２周波数分析装置３音声認識装置４応答時間測定装置５総合判定装置６基準データメモリ７音声データメモリ８音声合成装置 2 Frequency analysis device 3 Speech recognition device 4 Response time measurement device 5 Comprehensive judgment device 6 Reference data memory 7 Speech data memory 8 Speech synthesis device

Claims

Claim: What is claimed is: 1. A voice input / output device for operating an information processing device by voice while responding to a user, in order to determine the gender of the user, an input voice of the user.
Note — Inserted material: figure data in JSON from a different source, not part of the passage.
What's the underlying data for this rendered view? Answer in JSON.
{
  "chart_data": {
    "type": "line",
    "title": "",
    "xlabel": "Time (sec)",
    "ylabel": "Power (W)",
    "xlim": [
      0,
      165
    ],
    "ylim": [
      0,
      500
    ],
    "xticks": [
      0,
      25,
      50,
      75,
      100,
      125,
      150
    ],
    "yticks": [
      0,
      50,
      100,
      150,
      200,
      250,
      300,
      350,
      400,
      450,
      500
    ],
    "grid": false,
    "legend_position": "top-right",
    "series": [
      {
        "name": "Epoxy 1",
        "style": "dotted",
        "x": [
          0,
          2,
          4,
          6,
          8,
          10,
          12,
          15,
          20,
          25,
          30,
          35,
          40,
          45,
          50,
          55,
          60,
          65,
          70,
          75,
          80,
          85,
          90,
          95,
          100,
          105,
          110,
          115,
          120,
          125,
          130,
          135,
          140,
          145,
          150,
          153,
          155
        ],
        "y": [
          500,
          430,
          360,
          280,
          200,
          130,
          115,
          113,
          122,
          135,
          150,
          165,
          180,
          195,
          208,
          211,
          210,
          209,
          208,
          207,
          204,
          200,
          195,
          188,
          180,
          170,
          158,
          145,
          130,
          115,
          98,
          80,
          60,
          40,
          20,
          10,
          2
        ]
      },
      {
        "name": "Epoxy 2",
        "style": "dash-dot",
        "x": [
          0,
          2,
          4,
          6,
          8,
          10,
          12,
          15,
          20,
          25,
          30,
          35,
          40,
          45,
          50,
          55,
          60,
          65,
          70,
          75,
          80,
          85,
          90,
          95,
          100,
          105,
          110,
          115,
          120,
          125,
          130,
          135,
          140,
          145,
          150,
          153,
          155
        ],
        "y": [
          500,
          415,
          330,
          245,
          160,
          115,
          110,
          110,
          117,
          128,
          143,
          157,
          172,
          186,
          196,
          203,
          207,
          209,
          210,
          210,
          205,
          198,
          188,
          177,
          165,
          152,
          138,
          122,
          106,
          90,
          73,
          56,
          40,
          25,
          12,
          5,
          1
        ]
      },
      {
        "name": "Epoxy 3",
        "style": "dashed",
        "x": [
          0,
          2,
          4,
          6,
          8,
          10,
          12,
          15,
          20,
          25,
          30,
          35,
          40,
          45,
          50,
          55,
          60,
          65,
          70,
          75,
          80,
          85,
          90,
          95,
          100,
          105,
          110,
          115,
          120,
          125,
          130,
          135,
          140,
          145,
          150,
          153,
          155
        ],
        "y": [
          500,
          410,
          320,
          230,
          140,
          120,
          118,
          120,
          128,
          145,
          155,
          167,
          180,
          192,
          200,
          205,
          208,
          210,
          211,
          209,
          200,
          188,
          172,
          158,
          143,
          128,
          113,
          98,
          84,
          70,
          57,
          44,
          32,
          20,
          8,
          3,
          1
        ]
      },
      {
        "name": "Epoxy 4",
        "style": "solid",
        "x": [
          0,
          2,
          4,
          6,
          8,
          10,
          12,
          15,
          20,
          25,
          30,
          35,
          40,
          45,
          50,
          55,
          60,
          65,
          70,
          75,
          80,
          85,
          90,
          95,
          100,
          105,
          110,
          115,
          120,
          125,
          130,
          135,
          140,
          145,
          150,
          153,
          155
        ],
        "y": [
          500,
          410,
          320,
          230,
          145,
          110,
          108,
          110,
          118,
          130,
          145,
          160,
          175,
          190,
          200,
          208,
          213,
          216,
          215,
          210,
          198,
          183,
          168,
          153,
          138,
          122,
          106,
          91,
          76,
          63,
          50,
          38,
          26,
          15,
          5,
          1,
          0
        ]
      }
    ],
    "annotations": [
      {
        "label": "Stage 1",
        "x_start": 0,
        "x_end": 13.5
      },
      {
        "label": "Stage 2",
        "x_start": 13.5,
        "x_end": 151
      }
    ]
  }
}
And a means for calculating the average value and comparing it with the reference frequency, and a means for measuring the speed of words from the time interval between words in order to determine the urgency of the user. , To measure the user's familiarity with the operation, measure the time required for response, the uniformity of the time interval between words, and the means for determining the type of word, and the standard for determining the type of user. , Means for pre-storing data indicating past user tendency analyzed from voice, means for judging the type of user by comparing the data of each judgment result with reference data, Judgment Correspond to the type of user that is, 1
A voice input / output device comprising a plurality of response messages for one operation, and a means for outputting a response message corresponding to the type of user specified from among them.